Jaque a los antitaurinos
Había que meter baza en el espinoso tema contra las corridas de toros en Cataluña, que casi ha eclipsado el resto de los problemas. Ni siquiera han sido convincentes los argumentos separatistas, en cuanto a la protección de los animales, pues es un jardín espinoso donde mejor no entrar. Aparte de las conocidas tesis de que nos zampamos buenos solomillos de vaca, costillas de cordero, jamón, lubina fresca y recién nacidas angulas, alguien hubiera podido sacar a relucir el auténtico martirio de otro animal, que, con más motivos que el toro, no se lo merece. Aceptemos el argumento de que el toro de lidia es difícil de estabular, no tira de un carro, y cuya carne -salvo las criadillas, el rabo y poco más-, no es base de consumo humano; tenemos al noble caballo, en su faceta más elitista: el de carreras, ese hermoso bruto estilizado a quien los preparadores acaban volviéndole loco, encerrado en cubículos donde apenas se puede mover, socorriéndole para su mejor rendimiento con un perrito o un mono para que no se destroce la cabeza contra las paredes del box. Como el espectáculo de las carreras -cuyo último fin y justificación son las apuestas- se celebra en un ambiente de lujo y fiesta y, al final, al cuadrúpedo ganador le ponen una lujosa toquilla y le intentan dar un sorbo de champán, nadie protesta por la cruel y refinada preparación.

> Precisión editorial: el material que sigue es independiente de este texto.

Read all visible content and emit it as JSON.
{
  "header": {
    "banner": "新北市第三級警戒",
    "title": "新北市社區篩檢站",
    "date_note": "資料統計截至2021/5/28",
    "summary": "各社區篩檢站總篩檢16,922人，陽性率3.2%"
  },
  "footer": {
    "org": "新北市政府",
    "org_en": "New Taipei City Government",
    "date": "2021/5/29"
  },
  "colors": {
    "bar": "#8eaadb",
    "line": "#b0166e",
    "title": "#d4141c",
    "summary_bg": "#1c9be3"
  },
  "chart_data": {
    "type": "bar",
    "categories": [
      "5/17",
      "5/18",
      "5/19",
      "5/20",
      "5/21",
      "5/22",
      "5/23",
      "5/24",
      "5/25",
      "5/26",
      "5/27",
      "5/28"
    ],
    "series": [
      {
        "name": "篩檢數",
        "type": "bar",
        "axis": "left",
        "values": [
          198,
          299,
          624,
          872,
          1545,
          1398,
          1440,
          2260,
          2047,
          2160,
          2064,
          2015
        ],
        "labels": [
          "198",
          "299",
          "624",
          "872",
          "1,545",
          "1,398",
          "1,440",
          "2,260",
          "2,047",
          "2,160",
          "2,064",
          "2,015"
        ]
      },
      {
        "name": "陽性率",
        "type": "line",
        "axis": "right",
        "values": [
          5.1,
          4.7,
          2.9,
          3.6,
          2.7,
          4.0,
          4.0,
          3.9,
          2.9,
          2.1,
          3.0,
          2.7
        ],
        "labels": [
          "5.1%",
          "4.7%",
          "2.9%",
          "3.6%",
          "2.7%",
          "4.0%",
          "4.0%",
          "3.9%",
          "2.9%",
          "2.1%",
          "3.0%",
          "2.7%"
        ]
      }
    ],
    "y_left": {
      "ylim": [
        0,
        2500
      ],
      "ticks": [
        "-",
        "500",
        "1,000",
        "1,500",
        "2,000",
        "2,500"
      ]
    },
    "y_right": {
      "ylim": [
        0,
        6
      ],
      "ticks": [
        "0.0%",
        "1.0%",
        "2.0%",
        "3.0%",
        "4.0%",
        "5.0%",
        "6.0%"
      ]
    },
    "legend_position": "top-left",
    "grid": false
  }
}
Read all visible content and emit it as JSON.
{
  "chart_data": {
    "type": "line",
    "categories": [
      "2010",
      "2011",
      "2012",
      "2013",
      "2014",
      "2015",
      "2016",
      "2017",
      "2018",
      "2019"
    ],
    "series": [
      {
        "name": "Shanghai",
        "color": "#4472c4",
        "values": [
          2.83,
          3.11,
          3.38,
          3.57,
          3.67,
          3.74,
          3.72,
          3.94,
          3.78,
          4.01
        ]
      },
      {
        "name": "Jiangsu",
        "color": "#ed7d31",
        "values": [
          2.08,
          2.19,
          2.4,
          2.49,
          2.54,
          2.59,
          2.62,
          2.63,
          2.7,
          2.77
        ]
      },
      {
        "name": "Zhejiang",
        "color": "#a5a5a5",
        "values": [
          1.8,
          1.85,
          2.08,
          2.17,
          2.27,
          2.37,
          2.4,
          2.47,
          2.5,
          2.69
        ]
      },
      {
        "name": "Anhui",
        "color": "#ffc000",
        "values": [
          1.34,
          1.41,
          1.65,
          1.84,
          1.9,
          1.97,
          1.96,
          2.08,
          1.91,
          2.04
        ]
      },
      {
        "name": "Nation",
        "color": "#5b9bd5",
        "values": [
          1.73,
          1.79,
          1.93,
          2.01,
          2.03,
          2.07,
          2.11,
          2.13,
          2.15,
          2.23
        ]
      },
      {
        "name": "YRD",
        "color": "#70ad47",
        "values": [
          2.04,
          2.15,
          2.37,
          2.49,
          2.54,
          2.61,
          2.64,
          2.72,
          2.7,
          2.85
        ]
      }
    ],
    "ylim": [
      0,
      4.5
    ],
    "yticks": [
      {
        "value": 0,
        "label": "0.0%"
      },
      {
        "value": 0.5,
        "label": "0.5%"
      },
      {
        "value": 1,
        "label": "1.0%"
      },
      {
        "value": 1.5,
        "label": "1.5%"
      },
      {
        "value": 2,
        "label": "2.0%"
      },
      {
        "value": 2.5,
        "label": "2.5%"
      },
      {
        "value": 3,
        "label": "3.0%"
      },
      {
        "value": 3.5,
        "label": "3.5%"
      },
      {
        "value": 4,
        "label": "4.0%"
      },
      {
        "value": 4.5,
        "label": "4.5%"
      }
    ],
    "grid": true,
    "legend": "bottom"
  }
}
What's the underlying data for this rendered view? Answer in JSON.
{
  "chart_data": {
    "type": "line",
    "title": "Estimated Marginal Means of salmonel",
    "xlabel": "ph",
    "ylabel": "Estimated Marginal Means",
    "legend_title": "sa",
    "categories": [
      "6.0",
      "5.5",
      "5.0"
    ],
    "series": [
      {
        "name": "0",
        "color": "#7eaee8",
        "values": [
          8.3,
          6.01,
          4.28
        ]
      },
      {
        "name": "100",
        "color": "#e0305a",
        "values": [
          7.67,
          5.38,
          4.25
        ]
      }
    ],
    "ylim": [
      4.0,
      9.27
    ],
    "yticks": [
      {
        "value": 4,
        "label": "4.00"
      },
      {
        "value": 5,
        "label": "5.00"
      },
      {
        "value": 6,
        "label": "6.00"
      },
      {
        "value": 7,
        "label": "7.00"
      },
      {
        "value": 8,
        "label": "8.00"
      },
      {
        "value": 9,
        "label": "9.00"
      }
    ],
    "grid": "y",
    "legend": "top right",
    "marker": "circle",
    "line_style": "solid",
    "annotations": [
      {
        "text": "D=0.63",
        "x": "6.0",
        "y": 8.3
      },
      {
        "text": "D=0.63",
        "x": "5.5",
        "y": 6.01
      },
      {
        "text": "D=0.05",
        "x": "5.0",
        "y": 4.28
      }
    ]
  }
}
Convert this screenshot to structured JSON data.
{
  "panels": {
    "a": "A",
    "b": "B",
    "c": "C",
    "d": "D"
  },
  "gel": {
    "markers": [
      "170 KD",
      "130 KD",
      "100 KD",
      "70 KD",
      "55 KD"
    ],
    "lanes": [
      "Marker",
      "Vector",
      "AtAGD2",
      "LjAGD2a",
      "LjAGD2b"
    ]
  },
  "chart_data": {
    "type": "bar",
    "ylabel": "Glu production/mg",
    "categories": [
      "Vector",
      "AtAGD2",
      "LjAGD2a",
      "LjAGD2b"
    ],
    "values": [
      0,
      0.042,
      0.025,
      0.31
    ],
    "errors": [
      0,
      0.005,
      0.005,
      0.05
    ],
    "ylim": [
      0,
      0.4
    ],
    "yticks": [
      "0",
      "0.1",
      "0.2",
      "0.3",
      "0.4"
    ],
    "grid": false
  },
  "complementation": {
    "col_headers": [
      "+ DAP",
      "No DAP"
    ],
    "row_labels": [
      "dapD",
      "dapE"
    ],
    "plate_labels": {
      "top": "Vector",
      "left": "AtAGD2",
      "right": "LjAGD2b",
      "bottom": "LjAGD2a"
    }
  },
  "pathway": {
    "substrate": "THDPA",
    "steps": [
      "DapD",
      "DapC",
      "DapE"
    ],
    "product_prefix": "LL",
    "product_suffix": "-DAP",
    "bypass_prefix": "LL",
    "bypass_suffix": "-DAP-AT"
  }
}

Los catalanes pueden quedarse con 'La bohème', la butifarra y los 'chiquets' de Valls. El que quiera toros, que vaya a Nimes
No van por ahí mis tiros. Me gustan las corridas de toros pero, si se me permite la heterodoxia, quizás lo que menos me apetece sea ir a la plaza, subir interminables y empinados escalones, soportar con la espalda erguida las dos horas y pico que duran y aguantar al vecino que me echa en los ojos el humo. Prefiero verlas en la tele y leer sobre el asunto. Es un arte en el que los que destacan han de tener subliminar genio matemático, dominio de la armonía. La tauromaquia, algo que conocen de sobra los buenos aficionados, es la ciencia para desarrollar una peligrosa misión, donde todos los movimientos están previstos, el tiempo tasado, las partes de la lidia definidas y casi todo regido por el número tres, arco y clave de la Fiesta. Y complementar todo ello con el otro protagonista al que no le han podido enseñar ni a embestir, algo que debe conseguir el diestro como en muchos otros asuntos, los mayores enemigos sean quienes la desconocen, y la fiesta de toros es algo que solo ve una minoría de la población, hoy ampliada gracias a la tele.
Dicen que es un espectáculo cruel, inhumano, antiético y se me ha ocurrido, como punto de vista puramente polémico, anteponer a esa fobia algo muy caro a los catalanes, mejor dicho a los barceloneses en una medida, aún más restringida que las corridas: la ópera. Sólo a efectos dialécticos me enfrento a los abonados del Liceo ¿Se han parado ustedes a considerar el efecto desastroso y pesimista que destilan la mayoría de las óperas? Son una apología del asesinato, del adulterio, de los peores y más bajos instintos humanos. Desde que se inventó en su versión moderna, han visto la luz más de 800. En Il trovatore la protagonista se envenena y su amante es decapitado. En Rigoletto, muere la hija del payaso a manos de un sicario; En Carmen, el inefable Don José acaba matando al novio de la cigarrera gitana y a ella misma, ¡en una plaza de toros!; en Tosca, el baron Scarpia tortura y asesina al pintor Mario Cavadarosi y la novia de éste se tira al Tíber (río de Roma, no otro personaje); Otelo estrangula a su amada Desdémona y se suicida Borís Godunov acaba como una regadera tras haber intentado escabechar al zarevitch. Esto es lo que van a escuchar los burgueses catalanes, en el Liceo, como alimento artístico y espiritual. Desde un punto de vista de educación humana, la única ventaja que veo en esa demostración elitista, es que en el patio de butacas no se fuma.
No son cantidades equivalentes en la ecuación toros-ópera, pero algo hay que decir, para justificar que haya quien guste de la lidia de un toro bravo y quien se ponga en pie para gritar esa misma palabra: ¡bravo, bravo, bravo! después del aria final donde, por exigencias del monótono guión, se queda solo el superviviente.
La verdad es que mientras dura la polémica los hombres no se van por las tabernas ni se habla de la crisis, el desempleo y ese otro camelo a largo plazo que es el cambio climático. Por mí, los catalanes pueden quedarse con La bohème, la butifarra y los chiquets de Valls. Y el que quiera toros que se vaya a Nimes.